By now, most people have forgotten Mr. Reeves’s role in “Replicas,” a sci-fi thriller released in January (four months ahead of the blockbuster “John Wick: Chapter 3”) that got a 10 percent rating on Rotten Tomatoes. Like anything else, it points to the erratic nature of the actor’s moviemaking career. While Mr. Reeves has franchise hits, like “The Matrix” and the hyperviolent “John Wick,” he also has starred in a string of forgettable misses that hampered his career even as his online popularity has risen.
IndieWire, an online news site for independent film, asked him in a 2014 interview whether he preferred making independent films over big-budget studio blockbusters. “Not really,” he replied. It had been a decade since the “Matrix” had ended, and ensemble films about the X-Men and Marvel Comics heroes reigned on-screen. “I haven’t been getting many offers from the studios,” Mr. Reeves said.

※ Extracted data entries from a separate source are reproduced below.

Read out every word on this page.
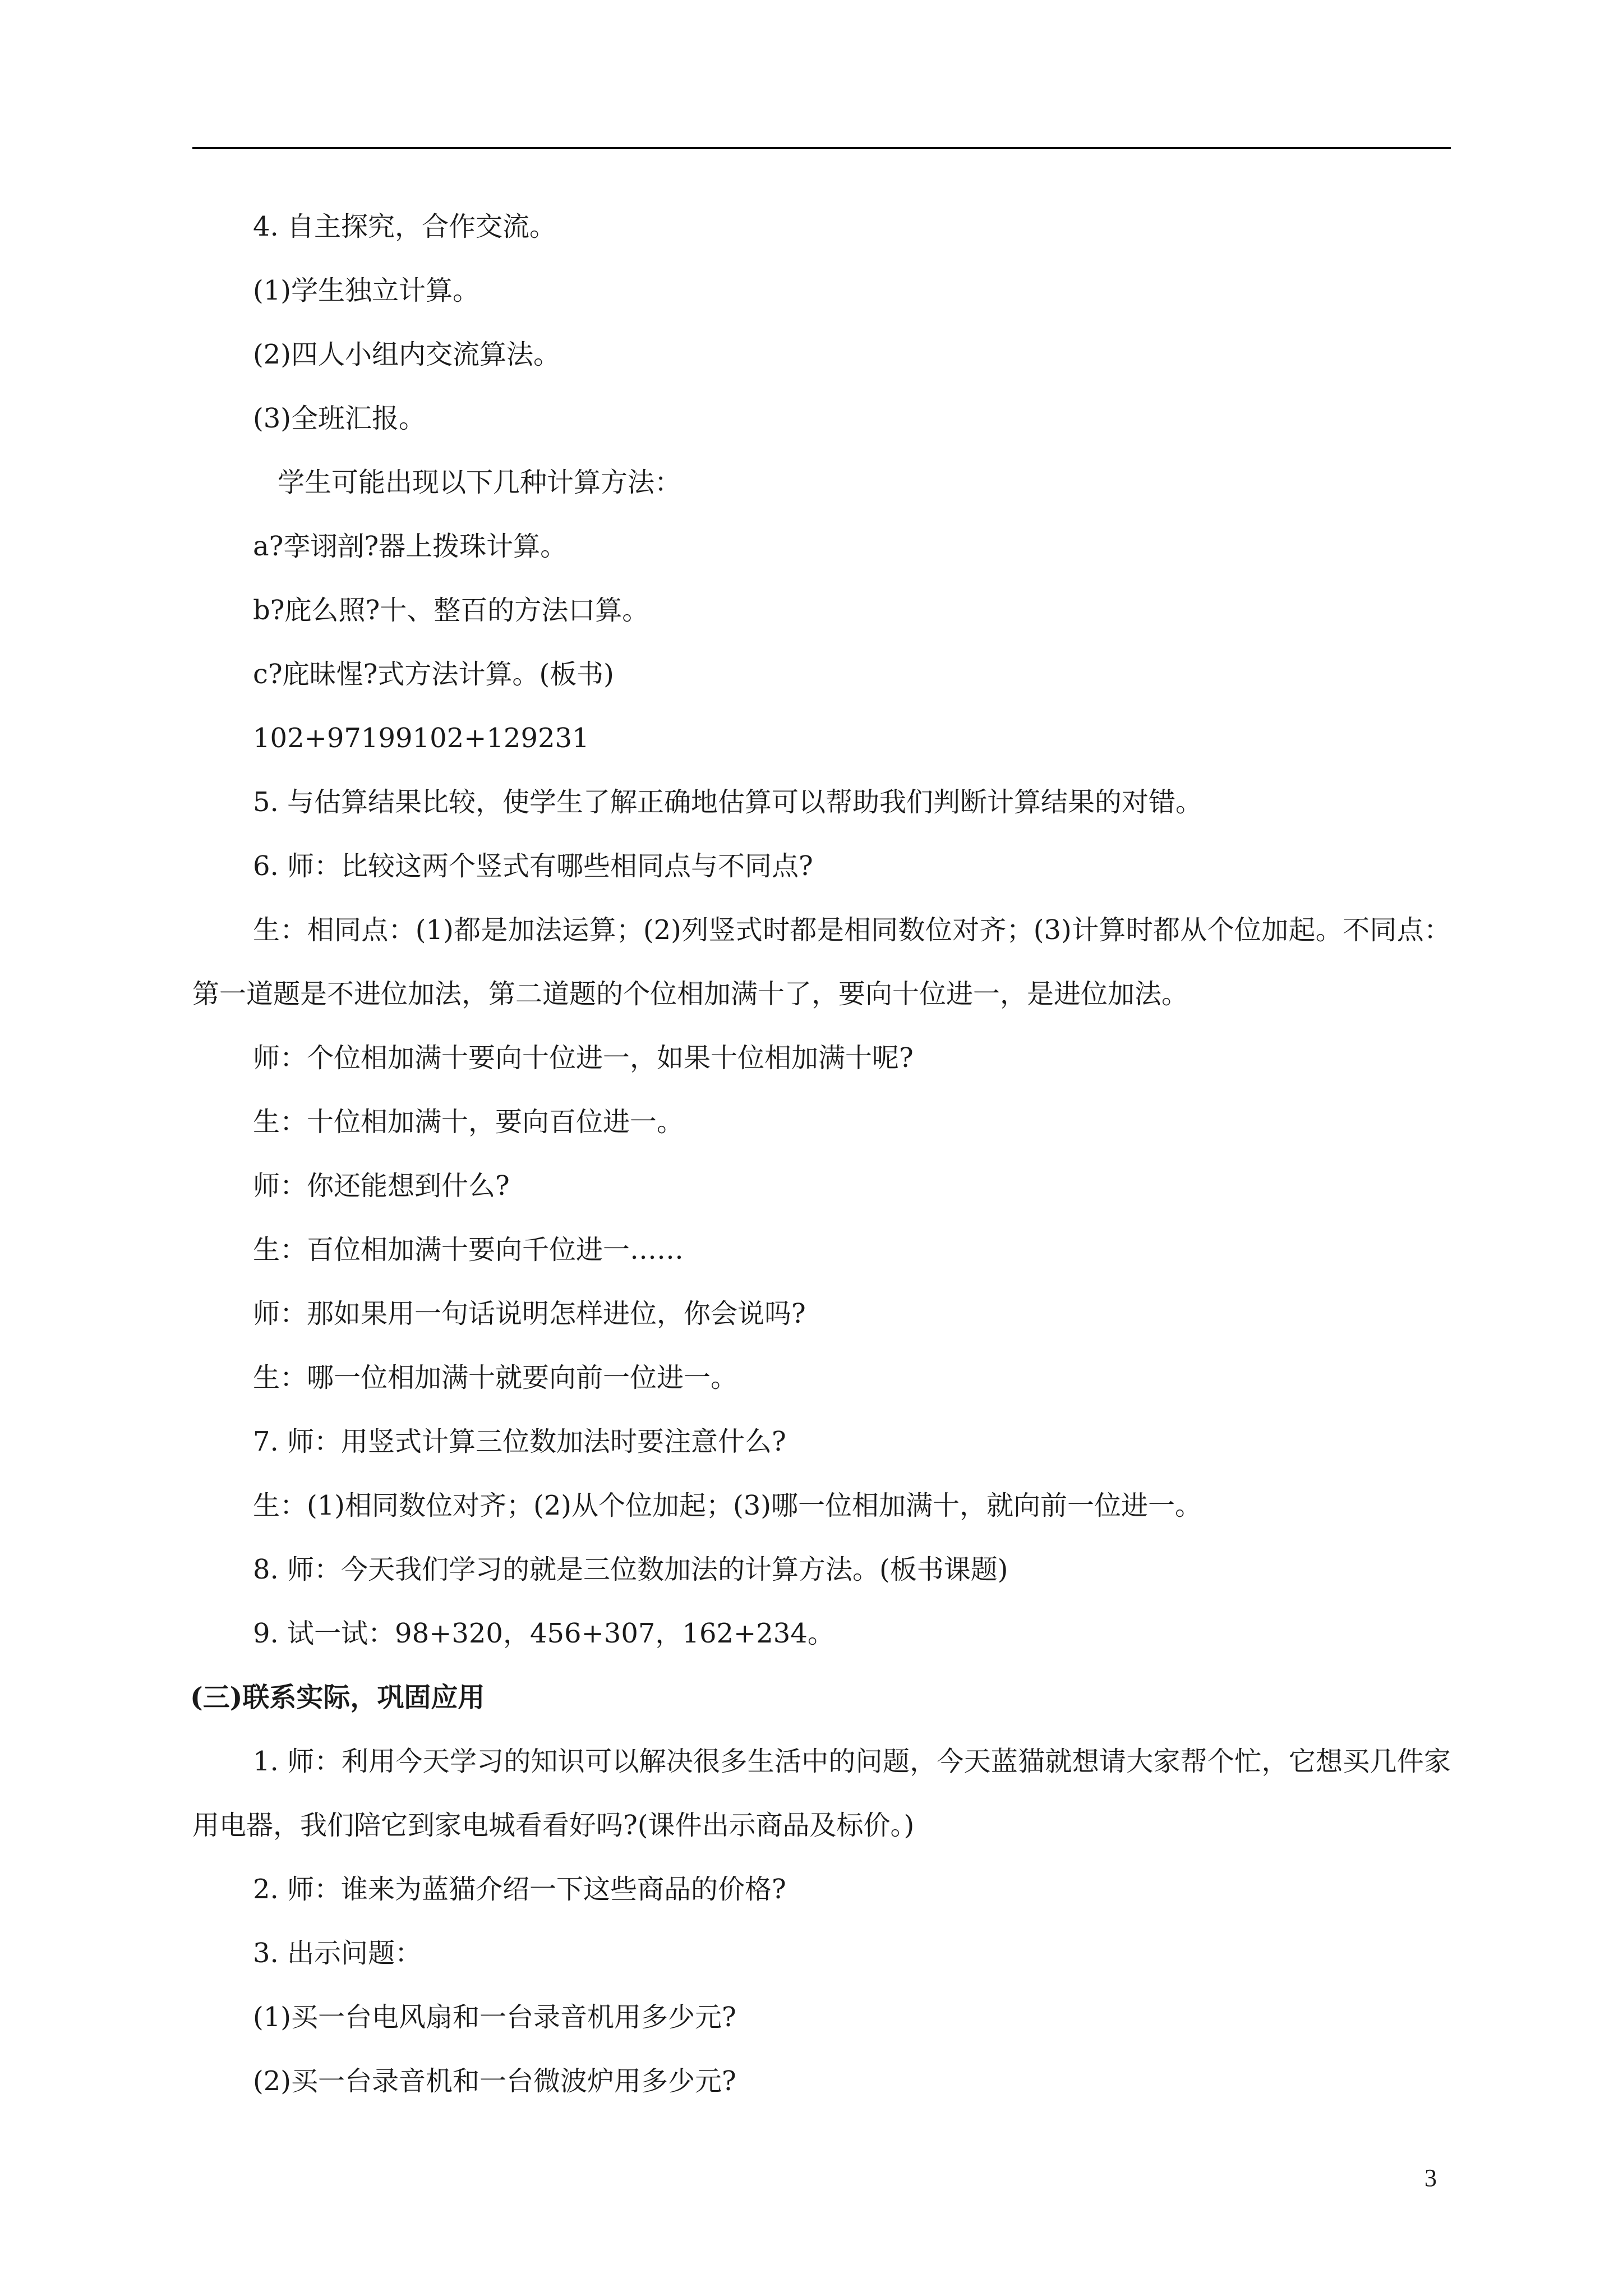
4. 自主探究，合作交流。
(1)学生独立计算。
(2)四人小组内交流算法。
(3)全班汇报。
学生可能出现以下几种计算方法：
a?孪诩剖?器上拨珠计算。
b?庇么照?十、整百的方法口算。
c?庇昧惺?式方法计算。(板书)
102+97199102+129231
5. 与估算结果比较，使学生了解正确地估算可以帮助我们判断计算结果的对错。
6. 师：比较这两个竖式有哪些相同点与不同点?
生：相同点：(1)都是加法运算；(2)列竖式时都是相同数位对齐；(3)计算时都从个位加起。不同点：第一道题是不进位加法，第二道题的个位相加满十了，要向十位进一，是进位加法。
师：个位相加满十要向十位进一，如果十位相加满十呢?
生：十位相加满十，要向百位进一。
师：你还能想到什么?
生：百位相加满十要向千位进一……
师：那如果用一句话说明怎样进位，你会说吗?
生：哪一位相加满十就要向前一位进一。
7. 师：用竖式计算三位数加法时要注意什么?
生：(1)相同数位对齐；(2)从个位加起；(3)哪一位相加满十，就向前一位进一。
8. 师：今天我们学习的就是三位数加法的计算方法。(板书课题)
9. 试一试：98+320，456+307，162+234。
(三)联系实际，巩固应用
1. 师：利用今天学习的知识可以解决很多生活中的问题，今天蓝猫就想请大家帮个忙，它想买几件家用电器，我们陪它到家电城看看好吗?(课件出示商品及标价。)
2. 师：谁来为蓝猫介绍一下这些商品的价格?
3. 出示问题：
(1)买一台电风扇和一台录音机用多少元?
(2)买一台录音机和一台微波炉用多少元?
3
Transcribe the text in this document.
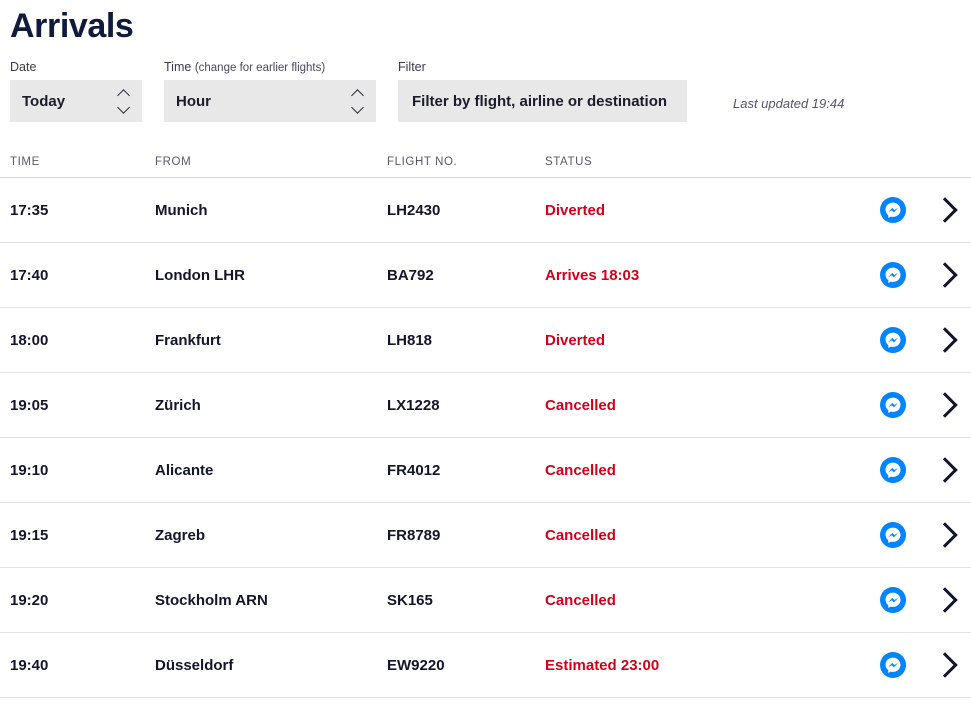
Arrivals
Date
Today
Time (change for earlier flights)
Hour
Filter
Filter by flight, airline or destination
Last updated 19:44
TIME	FROM	FLIGHT NO.	STATUS
17:35	Munich	LH2430	Diverted
17:40	London LHR	BA792	Arrives 18:03
18:00	Frankfurt	LH818	Diverted
19:05	Zürich	LX1228	Cancelled
19:10	Alicante	FR4012	Cancelled
19:15	Zagreb	FR8789	Cancelled
19:20	Stockholm ARN	SK165	Cancelled
19:40	Düsseldorf	EW9220	Estimated 23:00
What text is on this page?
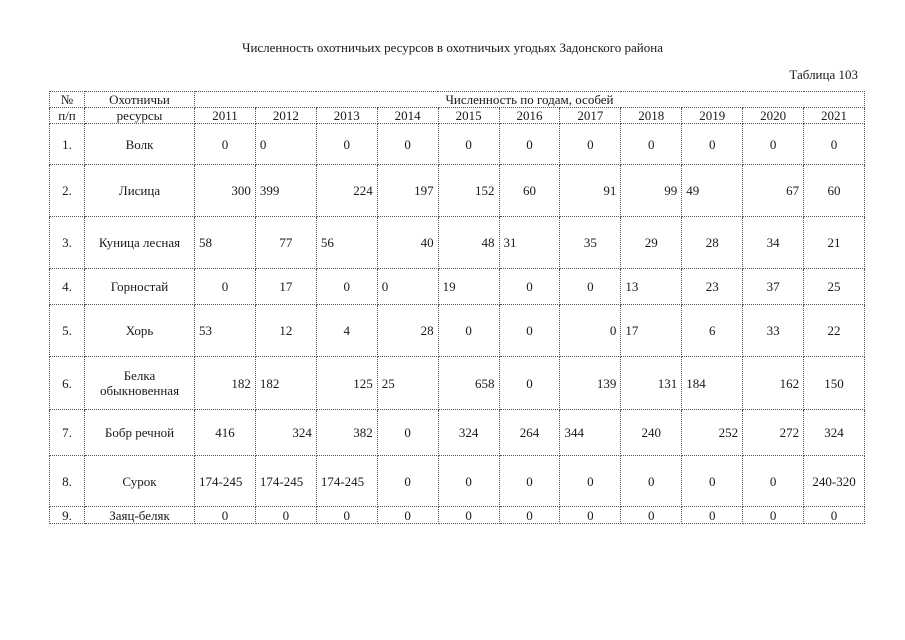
Численность охотничьих ресурсов в охотничьих угодьях Задонского района
Таблица 103
№	Охотничьи	Численность по годам, особей										
п/п	ресурсы	2011	2012	2013	2014	2015	2016	2017	2018	2019	2020	2021
1.	Волк	0	0	0	0	0	0	0	0	0	0	0
2.	Лисица	300	399	224	197	152	60	91	99	49	67	60
3.	Куница лесная	58	77	56	40	48	31	35	29	28	34	21
4.	Горностай	0	17	0	0	19	0	0	13	23	37	25
5.	Хорь	53	12	4	28	0	0	0	17	6	33	22
6.	Белка обыкновенная	182	182	125	25	658	0	139	131	184	162	150
7.	Бобр речной	416	324	382	0	324	264	344	240	252	272	324
8.	Сурок	174-245	174-245	174-245	0	0	0	0	0	0	0	240-320
9.	Заяц-беляк	0	0	0	0	0	0	0	0	0	0	0
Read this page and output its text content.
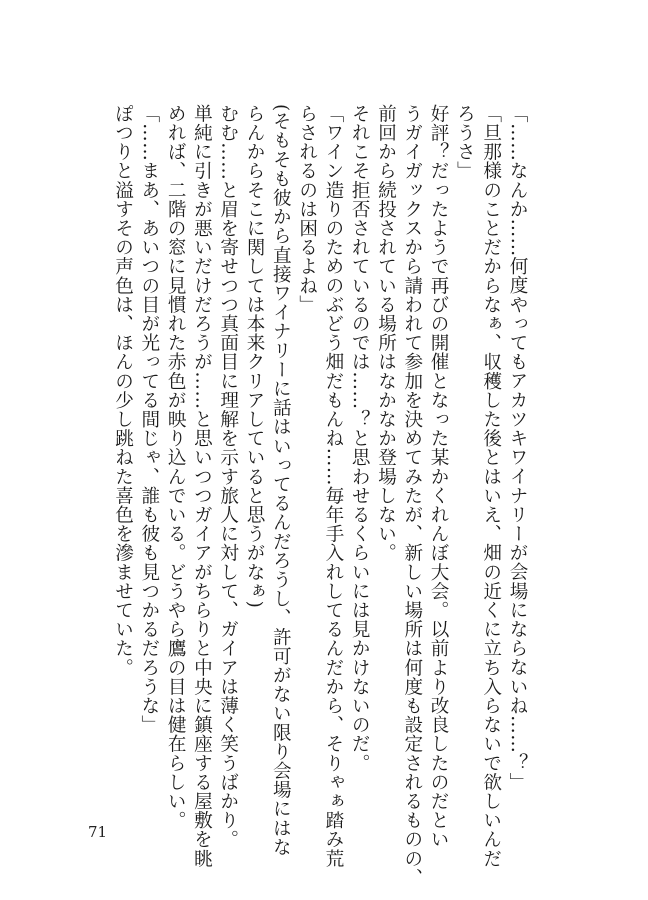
「……なんか……何度やってもアカツキワイナリーが会場にならないね……？」
「旦那様のことだからなぁ、収穫した後とはいえ、畑の近くに立ち入らないで欲しいんだ
ろうさ」
好評？だったようで再びの開催となった某かくれんぼ大会。以前より改良したのだとい
うガイガックスから請われて参加を決めてみたが、新しい場所は何度も設定されるものの、
前回から続投されている場所はなかなか登場しない。
それこそ拒否されているのでは……？と思わせるくらいには見かけないのだ。
「ワイン造りのためのぶどう畑だもんね……毎年手入れしてるんだから、そりゃぁ踏み荒
らされるのは困るよね」
(そもそも彼から直接ワイナリーに話はいってるんだろうし、許可がない限り会場にはな
らんからそこに関しては本来クリアしていると思うがなぁ)
むむ……と眉を寄せつつ真面目に理解を示す旅人に対して、ガイアは薄く笑うばかり。
単純に引きが悪いだけだろうが……と思いつつガイアがちらりと中央に鎮座する屋敷を眺
めれば、二階の窓に見慣れた赤色が映り込んでいる。どうやら鷹の目は健在らしい。
「……まあ、あいつの目が光ってる間じゃ、誰も彼も見つかるだろうな」
ぽつりと溢すその声色は、ほんの少し跳ねた喜色を滲ませていた。
71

Was he O.K. with that? “It sucks, but it’s just the way it is,” he said. He was just grateful to be working. “I want to keep going, making things, and telling stories,” he said. The timing was prescient. The first “John Wick” was released that year and earned $88.7 million worldwide, according to Boxofficemojo.com. So far, “John Wick: Chapter 3” has taken in $276.5 million worldwide, for a franchise total of $536.7 million. (A fourth film is expected to arrive in theaters in 2021.)
At the “Toy Story 4” premiere in June, an interviewer asked Mr. Reeves about his latest online persona: the internet’s boyfriend.
“I’ve been dubbed what?” he asked.
“Everyone is just kind of gushing over you on the internet,” the interviewer said.
Mr. Reeves shifted and stared at the red carpet. “That’s, uh, that’s wacky,” he replied.
Ever mindful, he added: “Well, the positivity’s great, you know.”